THE MOST TRIUMPHANT woms ever spoken were those which fell from the lips of the Lord Jesus Christ when on the cross He said, "It is finished." It was the divine proclamation that grace had triumphed over sin. It was God's pronouncement to the world that all that had been lost both to Him and to man through the first Adam had been regained through the last Adam.
Romans 5:20, "But where sin abounded, grace did much more abound."Romans 5: 12, 15, "By one man sin entered into the world." "Much more the grace of God, and the gift by grace, which is by one man, Jesus Christ, hath abounded unto many."
So far in our studies we have considered God's dealings with the human race representatively through two men, the first and the last Adam. Through the federal headship of the first Adam, God established a union with the whole human race in creation. All that Adam was in creation God intended all mankind latent in him to be.But Adam sinned and thereby received a sinful nature, becoming a sinner both in desire and in deed. He came into bondage to sin, self and Satan. He became a subject in the kingdom of Satan and entered into the sphere of death, darkness and disorder. He became "flesh" and descended to life on the plane of the natural. There was upon him a sinner's guilt, over him a sinner's condemnation, and before him a sinner's doom. Through his federal headship Adam bequeathed to the human race latent in him all that became his in the Fall. He became the progenitor of a race "begat. . . in his own likeness after his image" (Genesis 5:3). His posterity inherited his sinful nature and shared in the consequences of his sin. Every man by physical birth is "In Adam."

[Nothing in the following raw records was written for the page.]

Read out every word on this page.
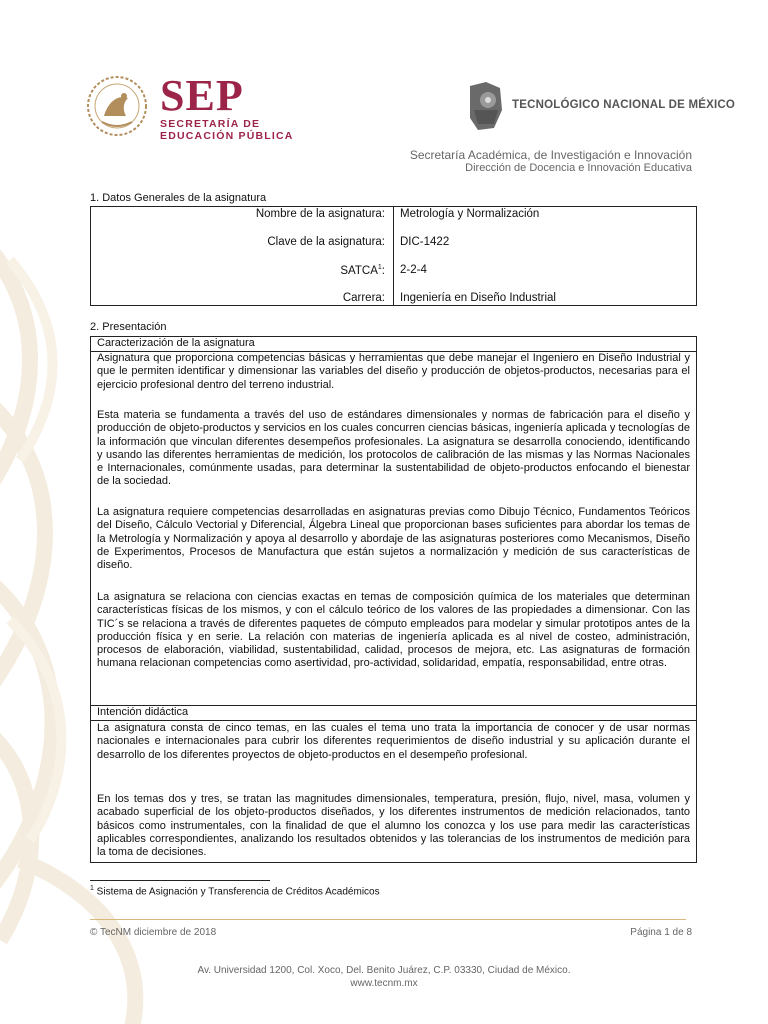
SEP
SECRETARÍA DE
EDUCACIÓN PÚBLICA
TECNOLÓGICO NACIONAL DE MÉXICO
Secretaría Académica, de Investigación e Innovación
Dirección de Docencia e Innovación Educativa
1. Datos Generales de la asignatura
Nombre de la asignatura: Metrología y Normalización
Clave de la asignatura: DIC-1422
SATCA$^1$: 2-2-4
Carrera: Ingeniería en Diseño Industrial
2. Presentación
Caracterización de la asignatura

Asignatura que proporciona competencias básicas y herramientas que debe manejar el Ingeniero en Diseño Industrial y que le permiten identificar y dimensionar las variables del diseño y producción de objetos-productos, necesarias para el ejercicio profesional dentro del terreno industrial.

Esta materia se fundamenta a través del uso de estándares dimensionales y normas de fabricación para el diseño y producción de objeto-productos y servicios en los cuales concurren ciencias básicas, ingeniería aplicada y tecnologías de la información que vinculan diferentes desempeños profesionales. La asignatura se desarrolla conociendo, identificando y usando las diferentes herramientas de medición, los protocolos de calibración de las mismas y las Normas Nacionales e Internacionales, comúnmente usadas, para determinar la sustentabilidad de objeto-productos enfocando el bienestar de la sociedad.

La asignatura requiere competencias desarrolladas en asignaturas previas como Dibujo Técnico, Fundamentos Teóricos del Diseño, Cálculo Vectorial y Diferencial, Álgebra Lineal que proporcionan bases suficientes para abordar los temas de la Metrología y Normalización y apoya al desarrollo y abordaje de las asignaturas posteriores como Mecanismos, Diseño de Experimentos, Procesos de Manufactura que están sujetos a normalización y medición de sus características de diseño.

La asignatura se relaciona con ciencias exactas en temas de composición química de los materiales que determinan características físicas de los mismos, y con el cálculo teórico de los valores de las propiedades a dimensionar. Con las TIC´s se relaciona a través de diferentes paquetes de cómputo empleados para modelar y simular prototipos antes de la producción física y en serie. La relación con materias de ingeniería aplicada es al nivel de costeo, administración, procesos de elaboración, viabilidad, sustentabilidad, calidad, procesos de mejora, etc. Las asignaturas de formación humana relacionan competencias como asertividad, pro-actividad, solidaridad, empatía, responsabilidad, entre otras.

Intención didáctica

La asignatura consta de cinco temas, en las cuales el tema uno trata la importancia de conocer y de usar normas nacionales e internacionales para cubrir los diferentes requerimientos de diseño industrial y su aplicación durante el desarrollo de los diferentes proyectos de objeto-productos en el desempeño profesional.

En los temas dos y tres, se tratan las magnitudes dimensionales, temperatura, presión, flujo, nivel, masa, volumen y acabado superficial de los objeto-productos diseñados, y los diferentes instrumentos de medición relacionados, tanto básicos como instrumentales, con la finalidad de que el alumno los conozca y los use para medir las características aplicables correspondientes, analizando los resultados obtenidos y las tolerancias de los instrumentos de medición para la toma de decisiones.

$^1$ Sistema de Asignación y Transferencia de Créditos Académicos
© TecNM diciembre de 2018	Página 1 de 8
Av. Universidad 1200, Col. Xoco, Del. Benito Juárez, C.P. 03330, Ciudad de México.
www.tecnm.mx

In Adam's creation God had established a union with the human race on the basis of personal communion and governmental cooperation. In Adam's Fall that union was broken and mankind was alienated from God. Sin put
an impassable chasm between a righteous, holy God and guilty, sinful men. But as God dealt representatively with the human race in the first Adam so did He also in the last Adam. What was ruined in the Fall of the first man God redeemed in the victory of the second Man. The loss that both God and the race sustained by the sinful act of the first Adam was recovered by the righteous act of the last Adam. The union that was broken through His first man God reestablished through His second Man. The impassable chasm made by the first Adam's sin was bridged by the last Adam's sacrifice.On the cross of Calvary Christ Jesus, the divine-human Mediator, took the sinner's place and became the sinner's Substitute. The sinner's guilt was borne, the sinner's condemnation was removed, and the sinner's doom was met, by the Sin-bearer. Adam's sin was put away and all of its consequences were borne by God's Son.
Through His federal headship Christ made potential for all sinners all that became His through the victory of His death and resurrection. As all men have been united to the first Adam in creation and in the Fall, so all men may be united to the last Adam in grace through faith. As all men are "In Adam" so all men may be "In Christ."

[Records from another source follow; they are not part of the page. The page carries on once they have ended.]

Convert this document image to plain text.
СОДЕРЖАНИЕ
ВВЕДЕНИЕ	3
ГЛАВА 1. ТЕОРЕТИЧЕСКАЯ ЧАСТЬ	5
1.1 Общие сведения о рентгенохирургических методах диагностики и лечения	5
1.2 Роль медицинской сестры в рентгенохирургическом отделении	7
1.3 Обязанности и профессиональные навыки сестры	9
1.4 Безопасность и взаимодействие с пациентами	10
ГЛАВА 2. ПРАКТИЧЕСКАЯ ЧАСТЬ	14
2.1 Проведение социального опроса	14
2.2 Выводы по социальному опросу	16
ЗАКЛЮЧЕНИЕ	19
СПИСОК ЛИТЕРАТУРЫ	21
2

Through the death, resurrection, ascension and exaltation of the Lord Jesus Christ mankind was potentially redeemed and God reestablished a relationship with the race "by grace through faith" so that all men may come out of bondage to sin, self and Satan into the glorious liberty of the children of God and into the bounteous inheritance of the heirs of God. "In Christ" all men may now find a way of escape from the sphere of death, darkness and disorder and an abundant entrance into the sphere of life, light and liberty and they may be delivered from the kingdom of Satan and translated into the Kingdom of God's dear Son. "In Christ" all men may now leave the plane of the natural and rise to the plane of the spiritual. Every man by spiritual birth may be "In Christ." God deals representatively with the whole human race in these two federal headships. It may be said, that judicially God has relation to but two men in all the universe, Adam, the first and Adam, the last.
Romans 5:18-19, R. V., "So then as through one trespass the judgment came unto all men to condemnation; even so through one act of right eousness the free gift came unto all men to justification of life. For as through the one man's disobedience the many were made sinners, even so through the obedience of the one shall the many be made righteous."But through these two men God has a personal relationship with every individual on earth because every person is now either "In Adam" or "In Christ," either still is alienated from God through sin or is accepted by God through His Son.
Sin entered, abounded, and reigned (Romans 5:12, 20-21); on Calvary's cross grace entered and did much more abound and now reigns wherever God's gift is accepted by faith.
Romans 5:21, "That as sin hath reigned unto death, even so might grace reign through righteousness unto eternal life by Jesus Christ our Lord."
And now every living person is challenged by grace to come out of the life of sin, to leave the life "In Adam" for the life "In Christ."